И примется хозяин лодки со вздохом наматывать шнур на скользкий от бензина и копоти маховик, с некоторой пристыженностью и досадой в душе на свою неладность.
Само собой, ловил Игнатьич рыбу лучше всех и больше всех, и это никем не оспаривалось, законным считалось, и завидовать никто ему не завидовал, кроме младшего Утробина — Командора, который всю жизнь чувствует себя на запятках у старшего брата, а был он с мозглятинкой — гнильцой самолюбия шибко порченый, не умел и не хотел скрывать неприязни к брату, и давно уже, давно они встречались только на реке да по необходимости когда — в дни похорон, свадеб, крестин. Игнатьич имел лучший в поселке дом, небольшой, зато самый красивый, с верандочкой, с резными наличниками, с весело выкрашенными ставенками, с палисадником под окнами, в котором росли малина, черемуха, цветки ноготки, мохнатые маки и неизвестные здешнему народу шаровидные цветы, корни которых похожи на брюковки.
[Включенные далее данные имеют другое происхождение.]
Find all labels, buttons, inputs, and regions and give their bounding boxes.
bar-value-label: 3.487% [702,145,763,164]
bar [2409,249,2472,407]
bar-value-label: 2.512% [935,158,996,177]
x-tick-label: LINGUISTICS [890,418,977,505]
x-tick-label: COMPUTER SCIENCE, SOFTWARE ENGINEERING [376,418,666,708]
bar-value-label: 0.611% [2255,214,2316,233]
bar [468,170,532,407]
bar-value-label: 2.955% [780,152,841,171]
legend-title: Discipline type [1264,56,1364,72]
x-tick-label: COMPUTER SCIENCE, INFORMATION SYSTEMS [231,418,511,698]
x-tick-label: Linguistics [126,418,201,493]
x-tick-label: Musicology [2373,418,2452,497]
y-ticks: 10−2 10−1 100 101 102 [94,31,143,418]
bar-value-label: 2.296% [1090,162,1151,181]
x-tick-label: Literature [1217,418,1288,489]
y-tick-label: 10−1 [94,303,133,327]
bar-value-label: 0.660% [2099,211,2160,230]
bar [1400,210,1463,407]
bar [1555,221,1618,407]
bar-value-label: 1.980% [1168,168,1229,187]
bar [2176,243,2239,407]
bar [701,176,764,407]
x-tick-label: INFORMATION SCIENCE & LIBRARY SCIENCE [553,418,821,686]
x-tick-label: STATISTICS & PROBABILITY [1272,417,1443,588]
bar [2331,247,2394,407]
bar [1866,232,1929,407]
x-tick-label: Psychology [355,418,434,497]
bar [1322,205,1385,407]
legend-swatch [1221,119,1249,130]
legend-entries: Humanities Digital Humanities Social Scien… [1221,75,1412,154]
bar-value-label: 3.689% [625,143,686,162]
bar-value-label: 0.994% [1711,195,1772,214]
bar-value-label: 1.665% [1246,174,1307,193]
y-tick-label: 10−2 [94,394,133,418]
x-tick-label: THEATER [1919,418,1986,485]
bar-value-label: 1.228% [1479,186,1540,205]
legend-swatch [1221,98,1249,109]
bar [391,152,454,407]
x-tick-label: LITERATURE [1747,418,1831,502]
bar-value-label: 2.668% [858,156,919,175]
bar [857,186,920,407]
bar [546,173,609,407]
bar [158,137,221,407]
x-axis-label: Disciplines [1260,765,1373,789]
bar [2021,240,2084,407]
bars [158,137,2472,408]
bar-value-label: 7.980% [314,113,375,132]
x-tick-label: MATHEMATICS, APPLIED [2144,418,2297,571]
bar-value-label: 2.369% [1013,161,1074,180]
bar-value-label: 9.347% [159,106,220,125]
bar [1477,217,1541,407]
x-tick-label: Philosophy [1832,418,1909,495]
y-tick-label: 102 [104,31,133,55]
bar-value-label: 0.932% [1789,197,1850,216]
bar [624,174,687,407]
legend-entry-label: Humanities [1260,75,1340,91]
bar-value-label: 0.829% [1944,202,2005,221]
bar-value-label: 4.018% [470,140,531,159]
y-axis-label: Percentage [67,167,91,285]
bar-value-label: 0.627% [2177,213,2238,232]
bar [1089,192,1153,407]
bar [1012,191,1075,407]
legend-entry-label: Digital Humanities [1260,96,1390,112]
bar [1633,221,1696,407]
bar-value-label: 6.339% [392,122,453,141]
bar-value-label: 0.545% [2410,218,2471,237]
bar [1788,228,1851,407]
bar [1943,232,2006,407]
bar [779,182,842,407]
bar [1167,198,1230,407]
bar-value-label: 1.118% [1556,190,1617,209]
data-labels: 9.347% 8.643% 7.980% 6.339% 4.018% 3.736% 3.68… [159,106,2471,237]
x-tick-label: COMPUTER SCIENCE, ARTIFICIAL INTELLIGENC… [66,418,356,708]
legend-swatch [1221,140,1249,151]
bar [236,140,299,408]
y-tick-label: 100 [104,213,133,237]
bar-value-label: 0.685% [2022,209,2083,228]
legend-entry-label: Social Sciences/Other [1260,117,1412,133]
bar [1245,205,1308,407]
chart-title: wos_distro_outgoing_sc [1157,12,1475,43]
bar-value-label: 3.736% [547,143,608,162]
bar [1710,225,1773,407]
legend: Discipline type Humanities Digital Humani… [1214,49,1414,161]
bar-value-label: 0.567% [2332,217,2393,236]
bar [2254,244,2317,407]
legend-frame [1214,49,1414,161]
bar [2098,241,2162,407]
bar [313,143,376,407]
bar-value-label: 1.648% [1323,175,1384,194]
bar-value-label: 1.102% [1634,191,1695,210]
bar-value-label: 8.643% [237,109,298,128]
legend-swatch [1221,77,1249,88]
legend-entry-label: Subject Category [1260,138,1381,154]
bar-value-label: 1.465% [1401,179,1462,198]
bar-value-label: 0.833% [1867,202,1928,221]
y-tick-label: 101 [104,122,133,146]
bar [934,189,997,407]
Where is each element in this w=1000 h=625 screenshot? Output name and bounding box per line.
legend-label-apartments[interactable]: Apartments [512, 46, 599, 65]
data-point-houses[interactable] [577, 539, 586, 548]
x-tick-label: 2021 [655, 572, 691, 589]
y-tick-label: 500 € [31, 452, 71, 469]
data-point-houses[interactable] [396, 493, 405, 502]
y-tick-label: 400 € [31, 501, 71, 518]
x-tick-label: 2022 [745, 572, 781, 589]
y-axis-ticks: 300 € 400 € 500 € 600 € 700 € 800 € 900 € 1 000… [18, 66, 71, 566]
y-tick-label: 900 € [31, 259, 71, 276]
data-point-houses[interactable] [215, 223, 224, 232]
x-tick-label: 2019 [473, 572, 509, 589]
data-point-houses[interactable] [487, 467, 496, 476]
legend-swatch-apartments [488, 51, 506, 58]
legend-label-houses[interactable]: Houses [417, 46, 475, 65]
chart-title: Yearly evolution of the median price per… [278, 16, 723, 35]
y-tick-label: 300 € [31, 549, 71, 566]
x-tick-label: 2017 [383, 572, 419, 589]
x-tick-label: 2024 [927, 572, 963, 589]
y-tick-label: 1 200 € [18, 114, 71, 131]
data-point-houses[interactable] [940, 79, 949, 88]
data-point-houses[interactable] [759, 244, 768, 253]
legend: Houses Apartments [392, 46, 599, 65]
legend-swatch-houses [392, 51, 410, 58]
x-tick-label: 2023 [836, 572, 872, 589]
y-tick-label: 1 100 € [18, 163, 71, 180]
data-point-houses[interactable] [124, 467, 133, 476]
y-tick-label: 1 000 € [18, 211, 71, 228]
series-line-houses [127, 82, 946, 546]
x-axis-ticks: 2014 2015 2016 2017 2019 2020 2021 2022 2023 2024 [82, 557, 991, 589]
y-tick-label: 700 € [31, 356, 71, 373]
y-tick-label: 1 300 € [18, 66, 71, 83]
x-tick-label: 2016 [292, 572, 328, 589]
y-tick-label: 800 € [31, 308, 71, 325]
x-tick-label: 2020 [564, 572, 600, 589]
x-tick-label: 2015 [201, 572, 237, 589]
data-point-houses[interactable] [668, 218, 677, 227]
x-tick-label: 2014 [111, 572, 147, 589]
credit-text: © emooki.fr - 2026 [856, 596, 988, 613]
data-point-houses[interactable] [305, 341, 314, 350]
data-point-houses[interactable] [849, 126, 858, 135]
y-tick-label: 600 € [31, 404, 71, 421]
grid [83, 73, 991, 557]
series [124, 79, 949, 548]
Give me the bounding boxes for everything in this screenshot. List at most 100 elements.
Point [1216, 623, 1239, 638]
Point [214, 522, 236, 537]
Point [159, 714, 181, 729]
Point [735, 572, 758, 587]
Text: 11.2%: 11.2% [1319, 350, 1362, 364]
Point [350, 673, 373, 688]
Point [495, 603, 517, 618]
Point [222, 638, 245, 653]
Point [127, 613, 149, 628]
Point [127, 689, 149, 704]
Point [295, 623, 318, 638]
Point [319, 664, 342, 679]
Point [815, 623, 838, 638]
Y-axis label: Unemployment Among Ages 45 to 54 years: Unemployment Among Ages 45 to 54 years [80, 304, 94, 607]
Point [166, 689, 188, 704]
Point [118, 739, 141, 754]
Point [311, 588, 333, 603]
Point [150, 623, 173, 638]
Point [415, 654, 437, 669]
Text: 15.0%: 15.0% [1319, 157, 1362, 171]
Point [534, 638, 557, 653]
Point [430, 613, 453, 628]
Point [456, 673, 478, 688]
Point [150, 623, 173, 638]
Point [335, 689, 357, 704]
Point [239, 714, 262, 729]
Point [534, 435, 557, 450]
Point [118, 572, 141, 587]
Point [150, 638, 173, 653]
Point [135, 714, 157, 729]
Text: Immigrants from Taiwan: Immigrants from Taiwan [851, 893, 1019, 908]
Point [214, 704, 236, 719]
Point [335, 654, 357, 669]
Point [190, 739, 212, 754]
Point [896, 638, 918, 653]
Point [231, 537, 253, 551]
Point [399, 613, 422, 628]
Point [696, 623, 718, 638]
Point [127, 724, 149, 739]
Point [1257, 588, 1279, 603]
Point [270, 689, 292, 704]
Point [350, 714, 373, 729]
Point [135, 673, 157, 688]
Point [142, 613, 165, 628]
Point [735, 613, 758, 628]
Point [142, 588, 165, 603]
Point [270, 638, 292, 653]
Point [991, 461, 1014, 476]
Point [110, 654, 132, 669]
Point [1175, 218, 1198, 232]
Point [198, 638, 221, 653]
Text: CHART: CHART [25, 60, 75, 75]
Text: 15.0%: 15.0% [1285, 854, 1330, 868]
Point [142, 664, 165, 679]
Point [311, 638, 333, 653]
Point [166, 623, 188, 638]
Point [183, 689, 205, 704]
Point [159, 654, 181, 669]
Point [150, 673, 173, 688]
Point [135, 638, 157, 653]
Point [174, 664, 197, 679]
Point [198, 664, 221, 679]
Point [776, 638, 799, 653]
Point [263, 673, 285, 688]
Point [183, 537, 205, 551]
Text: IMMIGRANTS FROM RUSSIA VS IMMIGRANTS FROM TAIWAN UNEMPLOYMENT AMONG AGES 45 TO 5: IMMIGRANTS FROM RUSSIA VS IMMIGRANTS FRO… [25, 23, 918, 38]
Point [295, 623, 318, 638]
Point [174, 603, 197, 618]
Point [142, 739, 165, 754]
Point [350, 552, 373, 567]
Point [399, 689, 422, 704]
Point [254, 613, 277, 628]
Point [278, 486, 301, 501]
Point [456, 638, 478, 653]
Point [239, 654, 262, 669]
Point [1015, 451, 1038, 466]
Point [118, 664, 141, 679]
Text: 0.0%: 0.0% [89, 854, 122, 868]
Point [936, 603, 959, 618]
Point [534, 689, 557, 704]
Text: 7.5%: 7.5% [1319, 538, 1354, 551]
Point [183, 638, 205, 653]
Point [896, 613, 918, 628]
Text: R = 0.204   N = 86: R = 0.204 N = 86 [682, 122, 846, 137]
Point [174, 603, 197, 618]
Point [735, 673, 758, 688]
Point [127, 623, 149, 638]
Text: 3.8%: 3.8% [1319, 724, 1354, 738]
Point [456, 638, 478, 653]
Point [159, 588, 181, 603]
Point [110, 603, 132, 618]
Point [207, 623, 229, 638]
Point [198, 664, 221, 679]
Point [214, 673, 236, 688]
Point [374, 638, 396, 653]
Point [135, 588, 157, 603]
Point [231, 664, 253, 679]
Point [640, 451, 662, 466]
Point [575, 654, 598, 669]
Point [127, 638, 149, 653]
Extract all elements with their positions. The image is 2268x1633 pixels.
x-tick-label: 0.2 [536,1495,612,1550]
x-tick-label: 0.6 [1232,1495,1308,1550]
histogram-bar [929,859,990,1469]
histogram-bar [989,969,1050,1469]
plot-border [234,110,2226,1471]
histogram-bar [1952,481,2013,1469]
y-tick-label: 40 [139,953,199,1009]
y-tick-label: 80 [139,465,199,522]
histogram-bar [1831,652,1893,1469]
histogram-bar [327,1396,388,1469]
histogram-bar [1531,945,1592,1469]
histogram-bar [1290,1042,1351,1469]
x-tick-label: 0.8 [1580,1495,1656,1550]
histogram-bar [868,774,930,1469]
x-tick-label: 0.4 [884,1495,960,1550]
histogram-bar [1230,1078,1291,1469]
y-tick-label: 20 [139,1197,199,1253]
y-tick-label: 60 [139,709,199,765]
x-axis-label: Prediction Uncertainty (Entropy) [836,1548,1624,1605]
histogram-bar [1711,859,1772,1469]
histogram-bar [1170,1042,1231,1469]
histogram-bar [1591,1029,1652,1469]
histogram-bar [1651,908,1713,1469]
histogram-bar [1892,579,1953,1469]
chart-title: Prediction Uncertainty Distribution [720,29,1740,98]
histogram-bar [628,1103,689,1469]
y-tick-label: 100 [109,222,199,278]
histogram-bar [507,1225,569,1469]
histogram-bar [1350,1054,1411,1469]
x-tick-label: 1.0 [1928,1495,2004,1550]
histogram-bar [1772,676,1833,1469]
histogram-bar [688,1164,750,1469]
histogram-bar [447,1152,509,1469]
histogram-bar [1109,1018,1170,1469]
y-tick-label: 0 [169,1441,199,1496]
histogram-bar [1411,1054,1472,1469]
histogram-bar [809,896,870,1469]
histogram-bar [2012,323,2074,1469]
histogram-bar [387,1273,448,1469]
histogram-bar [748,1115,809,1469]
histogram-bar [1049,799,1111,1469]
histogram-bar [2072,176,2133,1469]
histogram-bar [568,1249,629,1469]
Привезла их из Фрунзе и приучила расти в суровом чушанском климате жена Игнатьича, работавшая бухгалтером на одном с мужем предприятии.
Слух был, что у Игнатьича лежит на книжке семьдесят тысяч старыми. Игнатьич слухи эти не опроверг, болтливую работницу сберкассы, выдавшую «тайну вклада», не одернул, но счет свой перевел в Енисейск. И притихла работница сберкассы, старалась на улице с Игнатьичем не встречаться, если разминуться все же не удавалось, опускала глаза и, торопливо пробегая, навеличивала: «Здрасте, Зиновий Игнатьич!»
У Игнатьича стояло возле Опарихи три конца. Чуть на отшибе от фарватера, чтоб не получилось, как у Куклина, не нашел бы темной осенней ночью лодку нос парохода и не клюнул бы ее. Однако и в сторонке от стрежи дивно брал стерлядей Игнатьич. Младший братан — чумазая каторжная рожа — окружал концы старшого брага своими концами. Сокрушенно покачав головой, Игнатьич поднимал тяжелые якорницы, переставлял самоловы выше по реке — и снова брал рыбу уловисто.